I'll miss Oz, certainly, but it feels like a good time to move on. I'll miss the kickass landscape, and the mind-stretching expanses. I'll miss the hilarious signage. I'll miss the freakin' bizarre wildlife. I'll miss starting a conversation and having no idea what accent, what voacbulary, and what story's going to come out of the person's mouth. I'll miss weirdass words. I'll probably step out into traffic a few times in the states. And go to the wrong side of the car for shotgun. And probably move over to the wrong side for the escalator going my way. And miss ginger beer. And meat pies. And eating kangaroo.


Mmmm... kangaroo.


Urp.

flightward!

Thursday, June 7, 2007

makin' like a hockey player and leafing

Coming Soon to an America near you!

Just got off the horn with Hawaiian Air, and Australia will be short one Ben come Sunday. Plan is to dust off from Sydney in four days, land in Honolulu ten and a half hours before I take off, hang out in Hawaii for a shade over a week, and then pop off to Santa Francomocisco on June 18th. From then I'll probably burn a week in the Bay Area before moseying to points east.

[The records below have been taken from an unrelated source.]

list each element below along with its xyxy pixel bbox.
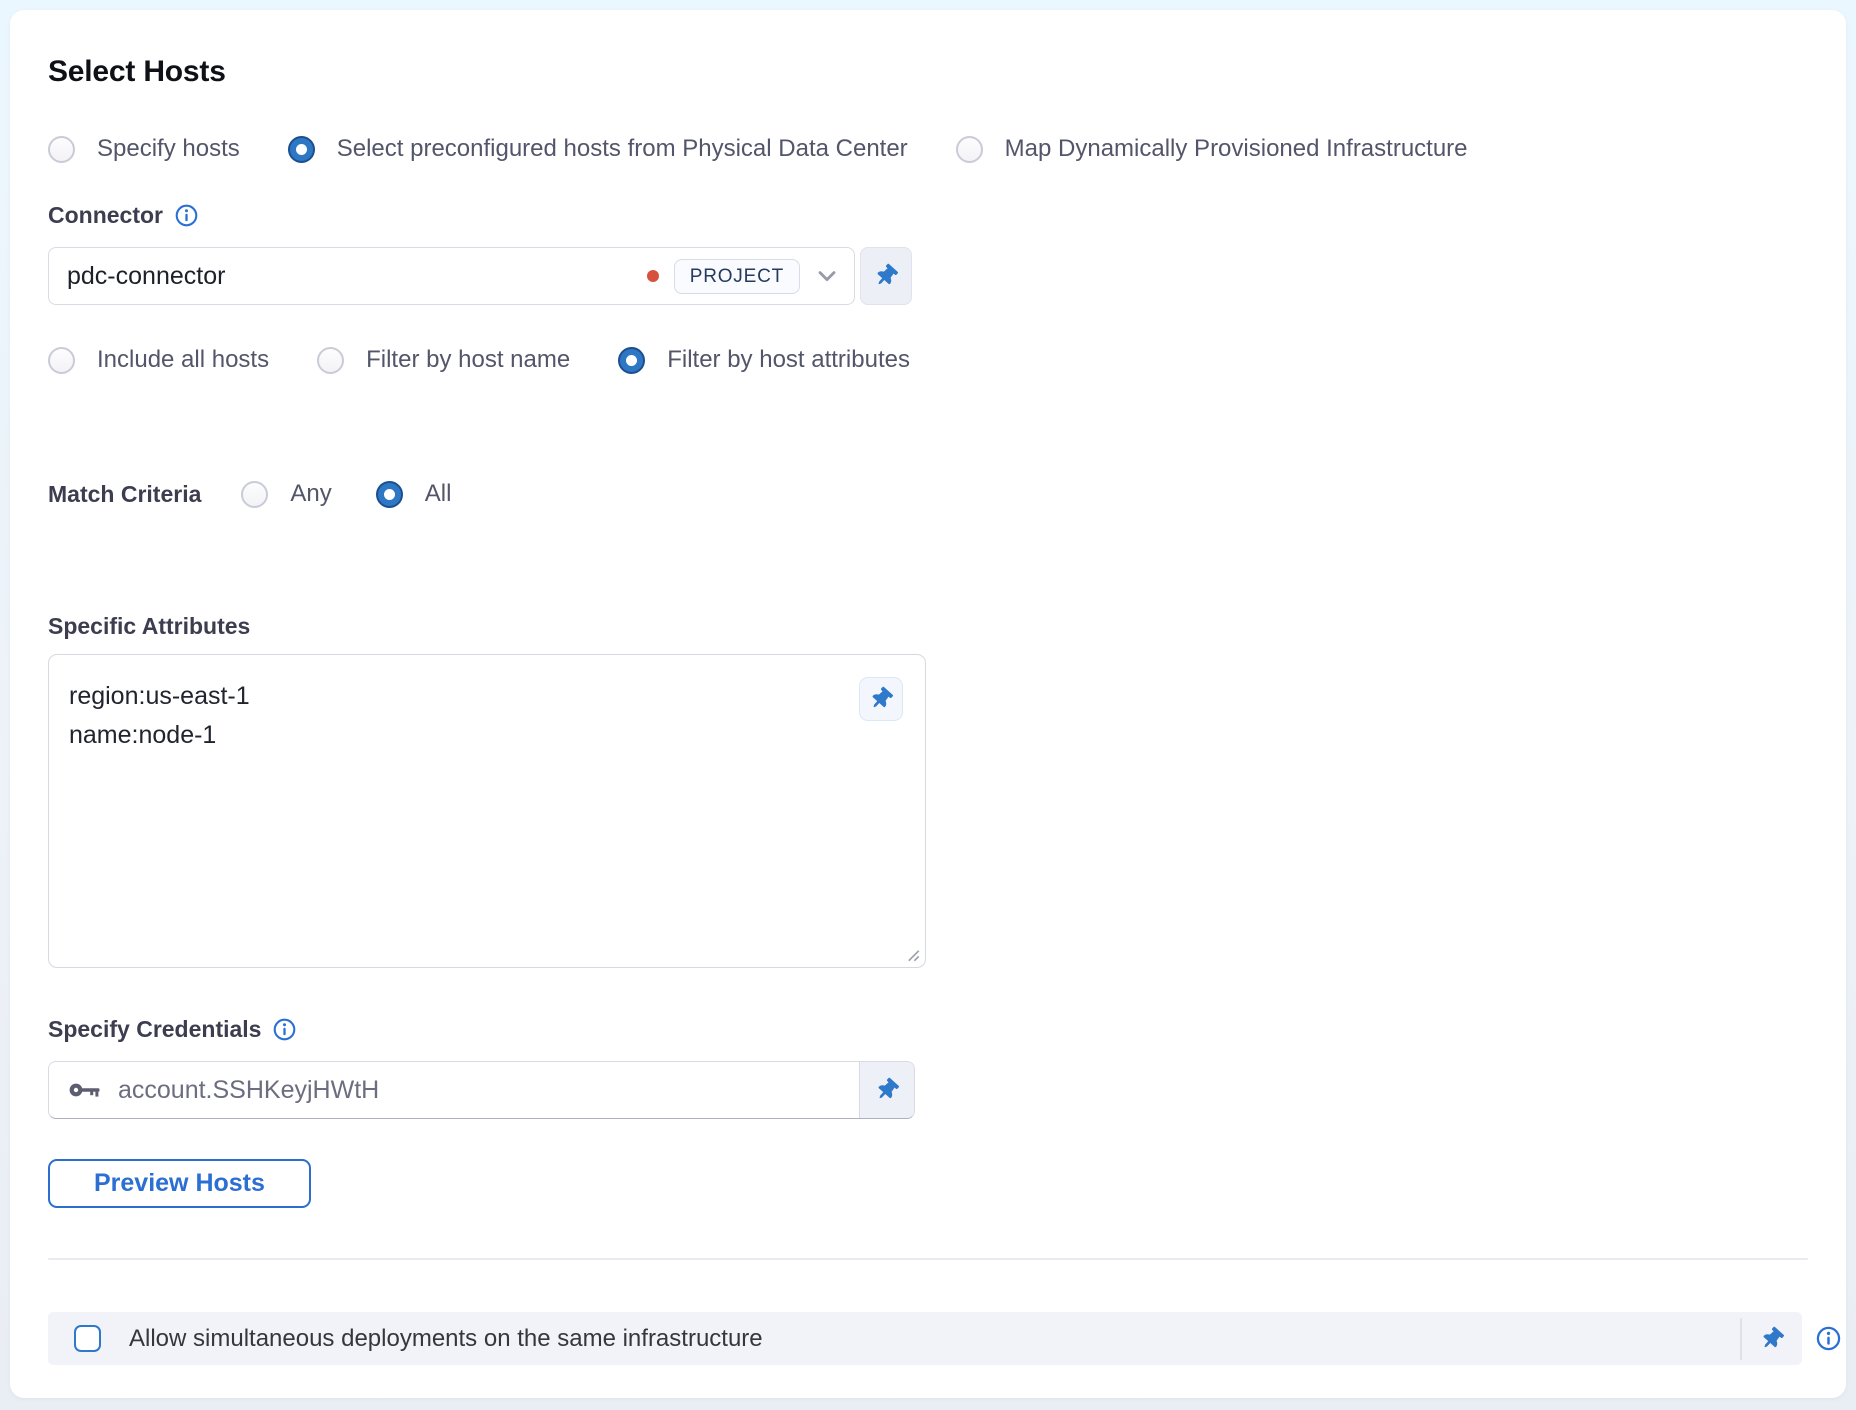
connector-input-group: pdc-connector PROJECT (48, 247, 1808, 305)
radio-label[interactable]: Filter by host name (366, 345, 570, 375)
radio-circle-icon[interactable] (618, 347, 645, 374)
specific-attributes-textarea[interactable]: region:us-east-1 name:node-1 (48, 654, 926, 968)
connector-label: Connector (48, 202, 163, 229)
credentials-input[interactable]: account.SSHKeyjHWtH (49, 1062, 859, 1118)
radio-circle-icon[interactable] (48, 347, 75, 374)
specific-attributes-label: Specific Attributes (48, 613, 250, 640)
radio-label[interactable]: Any (290, 479, 331, 509)
required-indicator (647, 270, 659, 282)
radio-preconfigured-hosts[interactable]: Select preconfigured hosts from Physical… (288, 134, 908, 164)
radio-circle-icon[interactable] (956, 136, 983, 163)
scope-badge: PROJECT (674, 259, 800, 294)
radio-include-all-hosts[interactable]: Include all hosts (48, 345, 269, 375)
specific-attributes-pin-button[interactable] (859, 677, 903, 721)
credentials-label: Specify Credentials (48, 1016, 261, 1043)
footer-pin-button[interactable] (1742, 1328, 1802, 1350)
radio-label[interactable]: Specify hosts (97, 134, 240, 164)
simultaneous-deployments-label[interactable]: Allow simultaneous deployments on the sa… (129, 1325, 763, 1353)
select-hosts-panel: Select Hosts Specify hosts Select precon… (10, 10, 1846, 1398)
radio-dynamic-infrastructure[interactable]: Map Dynamically Provisioned Infrastructu… (956, 134, 1468, 164)
radio-label[interactable]: Include all hosts (97, 345, 269, 375)
specific-attributes-value[interactable]: region:us-east-1 name:node-1 (49, 655, 925, 775)
radio-specify-hosts[interactable]: Specify hosts (48, 134, 240, 164)
simultaneous-deployments-checkbox[interactable] (74, 1325, 101, 1352)
radio-label[interactable]: All (425, 479, 452, 509)
info-icon[interactable] (174, 203, 199, 228)
pin-icon (865, 683, 896, 714)
radio-label[interactable]: Map Dynamically Provisioned Infrastructu… (1005, 134, 1468, 164)
credentials-pin-button[interactable] (859, 1062, 914, 1118)
match-criteria-row: Match Criteria Any All (48, 479, 1808, 509)
radio-match-any[interactable]: Any (241, 479, 331, 509)
radio-circle-icon[interactable] (288, 136, 315, 163)
radio-label[interactable]: Select preconfigured hosts from Physical… (337, 134, 908, 164)
radio-filter-by-host-attributes[interactable]: Filter by host attributes (618, 345, 910, 375)
radio-circle-icon[interactable] (48, 136, 75, 163)
key-icon (69, 1080, 100, 1100)
divider (48, 1258, 1808, 1260)
radio-match-all[interactable]: All (376, 479, 452, 509)
footer-info-button[interactable] (1815, 1325, 1842, 1352)
page-title: Select Hosts (48, 54, 1808, 90)
credentials-input-group: account.SSHKeyjHWtH (48, 1061, 915, 1119)
chevron-down-icon[interactable] (815, 264, 839, 288)
footer-row: Allow simultaneous deployments on the sa… (48, 1312, 1842, 1365)
pin-icon (871, 1074, 902, 1105)
host-selection-radio-group: Specify hosts Select preconfigured hosts… (48, 134, 1808, 164)
pin-icon (870, 260, 901, 291)
resize-handle-icon[interactable] (905, 947, 920, 962)
match-criteria-label: Match Criteria (48, 481, 201, 508)
connector-input[interactable]: pdc-connector PROJECT (48, 247, 855, 305)
specific-attributes-label-row: Specific Attributes (48, 613, 1808, 640)
preview-hosts-button[interactable]: Preview Hosts (48, 1159, 311, 1208)
credentials-label-row: Specify Credentials (48, 1016, 1808, 1043)
radio-circle-icon[interactable] (317, 347, 344, 374)
radio-circle-icon[interactable] (241, 481, 268, 508)
pin-icon (1756, 1323, 1787, 1354)
connector-value: pdc-connector (67, 262, 225, 291)
connector-pin-button[interactable] (860, 247, 912, 305)
info-icon[interactable] (272, 1017, 297, 1042)
connector-label-row: Connector (48, 202, 1808, 229)
info-icon (1815, 1325, 1842, 1352)
radio-filter-by-host-name[interactable]: Filter by host name (317, 345, 570, 375)
credentials-value: account.SSHKeyjHWtH (118, 1076, 379, 1105)
radio-circle-icon[interactable] (376, 481, 403, 508)
simultaneous-deployments-bar: Allow simultaneous deployments on the sa… (48, 1312, 1802, 1365)
radio-label[interactable]: Filter by host attributes (667, 345, 910, 375)
host-filter-radio-group: Include all hosts Filter by host name Fi… (48, 345, 1808, 375)
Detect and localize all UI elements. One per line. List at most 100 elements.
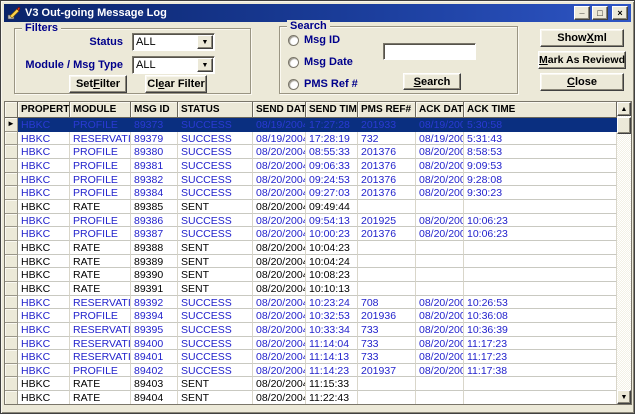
table-cell: RATE: [70, 377, 131, 391]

Aside from selling off the car ($800AUD, and the radiator went pear-shaped hours before I sold it. Lucked out with two Brits who didn't mind fixing it themselves for the right price.) the past week has been mostly waffling about what I should do - go back to the states and rustle up a job, pop off to NZ or thailand/laos/cambodia/malaysia and break the bank, or find some cash-in-hand work in australia and then pop off to other lands. I finally sacked up and decided to go home.

I'm in no particular rush to get home, but it seems like the right choice. That's not to say I don't miss friends, family, and familiarity - I missed them the moment I left. It's more that there's no deadline, mostly no job or classes to start. But the biggest question I've got right now (and for the past few years) is if I've got the chops to actually work - to actually design something I'm proud of, to produce something to call my own, to actually affect something other than my own development; to just make Something happen. And to misuse; semicolons. It sounds like hippie crap even as I write it, but it feels right. Staying here and working wouldn't be the challenge I'm looking for, despite getting flair points for being NotAmerica. Maybe an engineering job in NZ, Dubai, or perhaps Europe would scratch the travel itch and chip away at the work thing at the same time. I feel like I'm almost over my Having A Purpose hangup, and willing to finally try something. Or maybe I'm just trying to tack some personal change on at the end of this Oz trip.

Here's where the paragraph about how travelling has 'changed me' (Changed Me? don't think I like the capitalizationing anymore) would go - but I haven't the slightest idea how it has. It was frightenly easy to slip into old internet-addict (short-term mental stimulation addict) habits once I lost momentum here in Sydney/Manly - so I'm not exactly some phoenix reborn. A friend pointed out, I may well realize further down the road that something has changed. Either way, I can say for sure, it certainly has been a trip.